Whatever the case, the vandals seem mainly to have helped Fox News proclaim "a nation in flames." As I saw in 1968, when that trope asserts itself in the public mind, it benefits Republicans. Is that what the protesters want? To help reelect President Trump? I get that people are rightfully fed up and desperate. But four more years of Trump is not going to make things better. Of course, maybe the vandals think that only by making things bad enough to discredit Trump and the Republicans for a generation can they effect fundamental change. I can't argue against that idea with the certitude I once might have.

I do know for certain that four more years of Trump can only make things worse. As if to prove that, the only violence that occurred in D.C. on Monday was instigated by Trump, who ordered that demonstrators be cleared from the area around the White House so he could walk across Lafayette Square and pose in front of St. John's Church with a Bible in his hand. The police cleared the way for this photo op with tear gas and rubber bullets. I suppose we should be thankful that he didn't have an AR-15 in the other hand, to energize the other wing of his Know-Nothing base.

I guess it's the persistence of that base that bothers me the most about this country.

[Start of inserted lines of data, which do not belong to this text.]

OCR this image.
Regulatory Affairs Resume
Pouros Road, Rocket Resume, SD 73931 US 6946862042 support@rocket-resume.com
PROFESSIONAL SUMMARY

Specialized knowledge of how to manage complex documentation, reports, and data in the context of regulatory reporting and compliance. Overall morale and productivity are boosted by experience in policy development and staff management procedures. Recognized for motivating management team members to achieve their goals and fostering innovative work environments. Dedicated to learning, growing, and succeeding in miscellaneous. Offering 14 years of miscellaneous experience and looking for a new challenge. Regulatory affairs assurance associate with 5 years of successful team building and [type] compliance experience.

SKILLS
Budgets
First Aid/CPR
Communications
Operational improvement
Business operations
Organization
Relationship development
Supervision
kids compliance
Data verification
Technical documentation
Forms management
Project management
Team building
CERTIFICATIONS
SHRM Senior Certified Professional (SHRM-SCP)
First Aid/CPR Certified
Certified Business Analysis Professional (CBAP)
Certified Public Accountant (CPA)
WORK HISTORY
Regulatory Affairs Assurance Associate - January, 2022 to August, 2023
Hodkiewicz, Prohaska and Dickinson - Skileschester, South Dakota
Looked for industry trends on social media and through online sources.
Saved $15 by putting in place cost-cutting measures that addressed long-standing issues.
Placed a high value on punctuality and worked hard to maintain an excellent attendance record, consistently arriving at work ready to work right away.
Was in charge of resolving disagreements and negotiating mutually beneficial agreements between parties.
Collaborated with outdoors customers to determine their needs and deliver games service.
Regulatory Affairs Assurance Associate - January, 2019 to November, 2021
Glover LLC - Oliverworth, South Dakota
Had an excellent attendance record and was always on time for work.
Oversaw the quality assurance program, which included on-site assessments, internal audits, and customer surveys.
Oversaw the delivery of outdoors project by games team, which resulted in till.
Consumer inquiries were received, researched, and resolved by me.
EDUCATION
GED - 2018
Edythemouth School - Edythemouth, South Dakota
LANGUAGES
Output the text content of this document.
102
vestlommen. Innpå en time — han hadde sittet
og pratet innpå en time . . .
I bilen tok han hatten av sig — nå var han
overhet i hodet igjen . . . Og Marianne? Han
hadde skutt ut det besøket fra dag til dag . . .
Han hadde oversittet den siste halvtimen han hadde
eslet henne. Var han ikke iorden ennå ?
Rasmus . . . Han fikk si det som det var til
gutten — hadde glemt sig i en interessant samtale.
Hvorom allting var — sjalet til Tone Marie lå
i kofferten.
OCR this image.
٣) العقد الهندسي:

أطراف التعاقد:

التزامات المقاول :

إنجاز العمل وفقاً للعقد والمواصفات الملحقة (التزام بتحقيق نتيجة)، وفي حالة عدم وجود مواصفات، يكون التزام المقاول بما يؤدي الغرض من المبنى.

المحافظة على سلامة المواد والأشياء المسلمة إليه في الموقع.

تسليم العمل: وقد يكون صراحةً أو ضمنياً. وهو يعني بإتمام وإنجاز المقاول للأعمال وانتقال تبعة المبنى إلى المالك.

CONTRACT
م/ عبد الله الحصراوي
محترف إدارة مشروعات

It's the fact that 40-odd percent of my fellow Americans think that it's democracy in action when they march on the state capitol brandishing assault rifles. Forty percent overlook the qualms they might have about Trump because he's lining their pockets with tax cuts that exacerbate our growing income inequality. Forty percent will gladly let the next generation deal with the effects of climate change as long as Trump rolls back regulations that cut profits by hindering their ability to pollute. Forty percent of Americans are happy to overlook Trump's lies and general amorality as long as he holds up a Bible occasionally and nominates judges who might one day let them prohibit abortion and teach creationism in the public schools. When I see that great numbers of Americans think it's their right to shop in our grocery stores without wearing masks in the midst of a pandemic, I wonder. Who are these people? They're my compatriots?

I see now that many sensible leaders are urging protesters to take their energy and their fury into the political arena, to register voters, get voters to the polls, and remove Trump and his supporters from office. It's the right thing to try. But I fear that what we are going to see is another minority victory in the election. It will be enabled by our archaic electoral college, abetted by Republic efforts to suppress the vote in areas inhospitable to them and skew the results through gerrymandering. If that in fact happens, 2020 will indeed be the worst year America has had in a very long time.